Brewer writes well about the theatre as a resort of amorality. Actresses were imps of libido: Peg Woffington carved up her rival Anne Bellamy with a stage dagger while performing in a tragedy by Nathaniel Lee. Dr Johnson gravely forbade himself to visit Garrick backstage, because "the silk stockings and white bosoms of your actresses excite my amorous propensities". In this culture, where individuals had become aware of their slippery mutability and their capacity for self-invention, other, more psychological dangers attached to the theatre. Diderot analysed the paradox of the actor, who counterfeits emotion without feeling it. But what if the actor actually did experience the passions which he tore to tatters? Cultivating sensibility and sensitivity, people were now conduits for an excitement which might destroy them. When the musicologist Charles Burney remarked that Garrick was looking old, Johnson dolefully concurred: "no man's face has had more wear and tear."

The values of pleasure and happiness, benign and altruistic enough to begin with, could easily be transvalued, or rendered perverse. Richardson's Clarissa analysed sensibility as a female ailment, a potentially fatal malaise; the novelist took advice on the subject from George Cheyne, an entrepreneurial physician who claimed that the human body was a fraught and jangled assemblage of nerves - a smaller version of that vibrant "sensorium of the world" extolled by Sterne in Tristram Shandy - and peddled cures for its self-induced neurotic upsets. Among Richardson's admirers was the Marquis de Sade, who, in his pornographic narratives of vice triumphant and virtue trampled, got rid of the moral alibis which protect Clarissa and showed that pleasure overlaps with pain. Johnson detected a demure sadism in a sentimental novel published with Richardson's assistance. He admonished the book's author, Frances Sheridan: "I know not, Madam, that you have the right, upon moral principles, to make your readers suffer so much."

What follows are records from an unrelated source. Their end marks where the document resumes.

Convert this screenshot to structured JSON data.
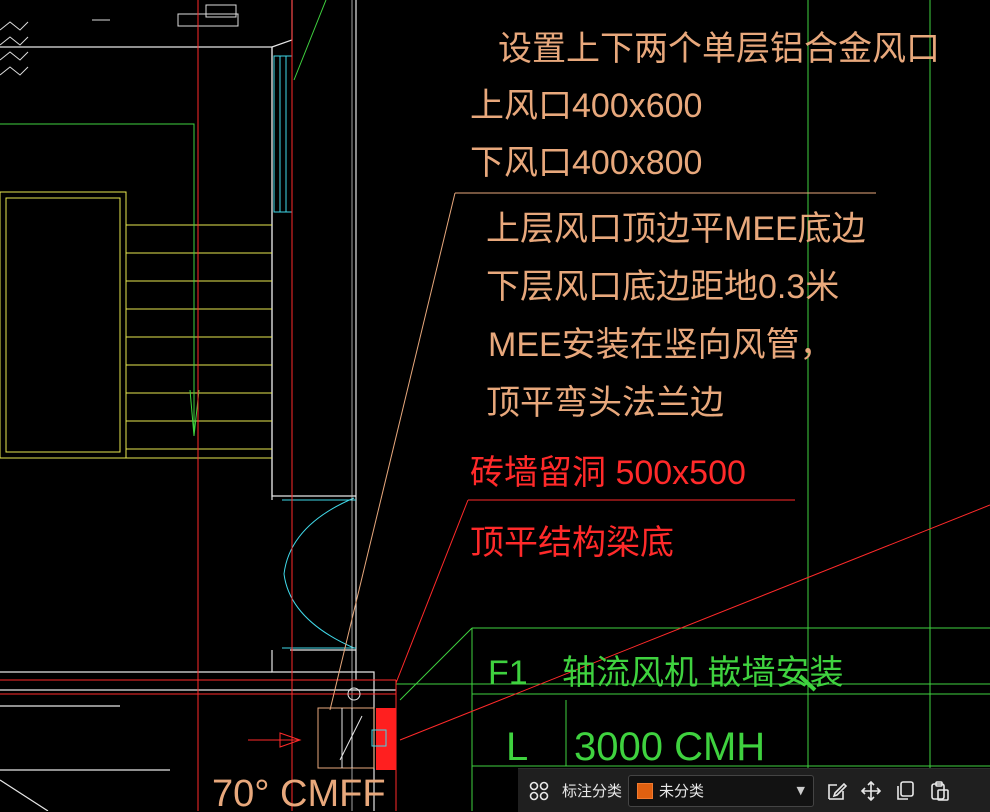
{
  "drawing": {
    "notes": [
      "设置上下两个单层铝合金风口",
      "上风口400x600",
      "下风口400x800",
      "上层风口顶边平MEE底边",
      "下层风口底边距地0.3米",
      "MEE安装在竖向风管，",
      "顶平弯头法兰边"
    ],
    "red_notes": [
      "砖墙留洞 500x500",
      "顶平结构梁底"
    ],
    "fan_tag": "F1",
    "fan_desc": "轴流风机 嵌墙安装",
    "fan_l": "L",
    "fan_flow": "3000 CMH",
    "bottom_text": "70° CMFF"
  },
  "toolbar": {
    "label": "标注分类",
    "select_value": "未分类",
    "icons": [
      "grid-icon",
      "edit-icon",
      "move-icon",
      "copy-icon",
      "paste-icon"
    ]
  },
  "colors": {
    "note": "#e8a87c",
    "red": "#ff2a2a",
    "green": "#3fd23f",
    "yellow": "#e8e850",
    "cyan": "#40d8e8",
    "white": "#e6e6e6"
  }
}
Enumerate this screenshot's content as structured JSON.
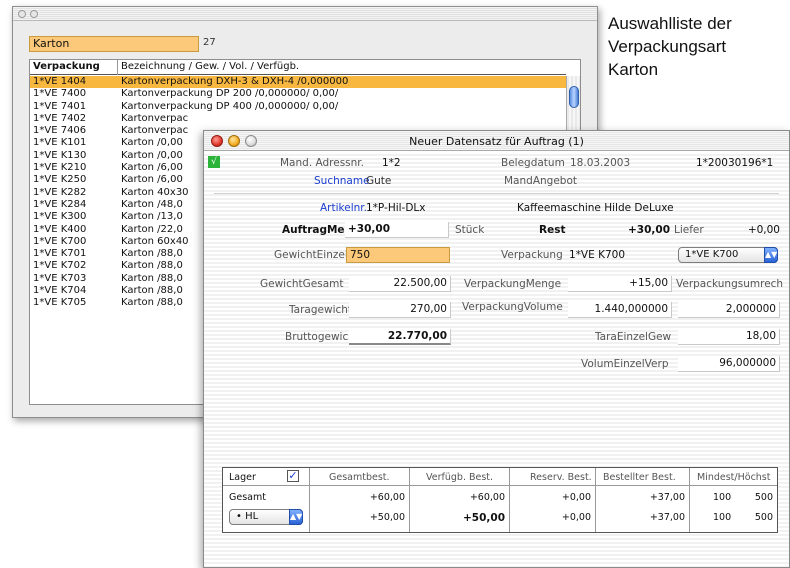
{
  "caption": [
    "Auswahlliste der",
    "Verpackungsart",
    "Karton"
  ],
  "back_window": {
    "search_value": "Karton",
    "count": "27",
    "columns": [
      "Verpackung",
      "Bezeichnung / Gew. / Vol. / Verfügb."
    ],
    "rows": [
      [
        "1*VE 1404",
        "Kartonverpackung DXH-3 & DXH-4 /0,000000"
      ],
      [
        "1*VE 7400",
        "Kartonverpackung DP 200 /0,000000/ 0,00/"
      ],
      [
        "1*VE 7401",
        "Kartonverpackung DP 400 /0,000000/ 0,00/"
      ],
      [
        "1*VE 7402",
        "Kartonverpac"
      ],
      [
        "1*VE 7406",
        "Kartonverpac"
      ],
      [
        "1*VE K101",
        "Karton /0,00"
      ],
      [
        "1*VE K130",
        "Karton /0,00"
      ],
      [
        "1*VE K210",
        "Karton /6,00"
      ],
      [
        "1*VE K250",
        "Karton /6,00"
      ],
      [
        "1*VE K282",
        "Karton 40x30"
      ],
      [
        "1*VE K284",
        "Karton /48,0"
      ],
      [
        "1*VE K300",
        "Karton /13,0"
      ],
      [
        "1*VE K400",
        "Karton /22,0"
      ],
      [
        "1*VE K700",
        "Karton 60x40"
      ],
      [
        "1*VE K701",
        "Karton /88,0"
      ],
      [
        "1*VE K702",
        "Karton /88,0"
      ],
      [
        "1*VE K703",
        "Karton /88,0"
      ],
      [
        "1*VE K704",
        "Karton /88,0"
      ],
      [
        "1*VE K705",
        "Karton /88,0"
      ]
    ],
    "selected_index": 0
  },
  "front_window": {
    "title": "Neuer Datensatz für  Auftrag (1)",
    "check_mark": "√",
    "mand_adressnr_label": "Mand. Adressnr.",
    "mand_adressnr_value": "1*2",
    "belegdatum_label": "Belegdatum",
    "belegdatum_value": "18.03.2003",
    "belegnr_value": "1*20030196*1",
    "suchname_label": "Suchname",
    "suchname_value": "Gute",
    "mandangebot_label": "MandAngebot",
    "artikelnr_label": "Artikelnr.",
    "artikelnr_value": "1*P-Hil-DLx",
    "artikel_bezeichnung": "Kaffeemaschine Hilde DeLuxe",
    "auftragmenge_label": "AuftragMenge",
    "auftragmenge_value": "+30,00",
    "stueck_label": "Stück",
    "rest_label": "Rest",
    "rest_value": "+30,00",
    "liefer_label": "Liefer",
    "liefer_value": "+0,00",
    "gewichteinzel_label": "GewichtEinzel",
    "gewichteinzel_value": "750",
    "verpackung_label": "Verpackung",
    "verpackung_value": "1*VE K700",
    "verpackung_popup": "1*VE K700",
    "gewichtgesamt_label": "GewichtGesamt",
    "gewichtgesamt_value": "22.500,00",
    "verpackungmenge_label": "VerpackungMenge",
    "verpackungmenge_value": "+15,00",
    "verpackungsumrech_label": "Verpackungsumrech",
    "taragewicht_label": "Taragewicht",
    "taragewicht_value": "270,00",
    "verpackungvolume_label": "VerpackungVolume",
    "verpackungvolume_value": "1.440,000000",
    "verpackungvolume_value2": "2,000000",
    "bruttogewicht_label": "Bruttogewicht",
    "bruttogewicht_value": "22.770,00",
    "taraeinzelgew_label": "TaraEinzelGew",
    "taraeinzelgew_value": "18,00",
    "volumeinzelverp_label": "VolumEinzelVerp",
    "volumeinzelverp_value": "96,000000",
    "table": {
      "lager_label": "Lager",
      "lager_check": "✓",
      "headers": [
        "Gesamtbest.",
        "Verfügb. Best.",
        "Reserv. Best.",
        "Bestellter Best.",
        "Mindest/Höchst"
      ],
      "row1_label": "Gesamt",
      "row1": [
        "+60,00",
        "+60,00",
        "+0,00",
        "+37,00",
        "100",
        "500"
      ],
      "row2_popup": "• HL",
      "row2": [
        "+50,00",
        "+50,00",
        "+0,00",
        "+37,00",
        "100",
        "500"
      ]
    },
    "back_link": "<--"
  }
}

This walk-on by the revolutionary Sade warns that the story told by Brewer does not end quite as promptly and conveniently as his estimable book pretends. He believes that "by the early 19th century most of the cast and set of props of what we now regard as the nation's cultural heritage were in place". But a culture is not an accumulation of products, finished when the museum is full. It is a process, and it works dialectically - always changing in the vain hope of resolving internal contradictions. Romanticism went on struggling with tensions which the 18th century merely finessed: the conflict between Christian morality and a religion of nature, the different claims of public order and personal freedom. Brewer's consumerist comedy might have turned tragic if he had gone on thinking about it. Within a cen- tury, the pursuit of happiness had become a less liberal and more self- destructive affair, which the French decadent poets called "the systematic derangement of the senses".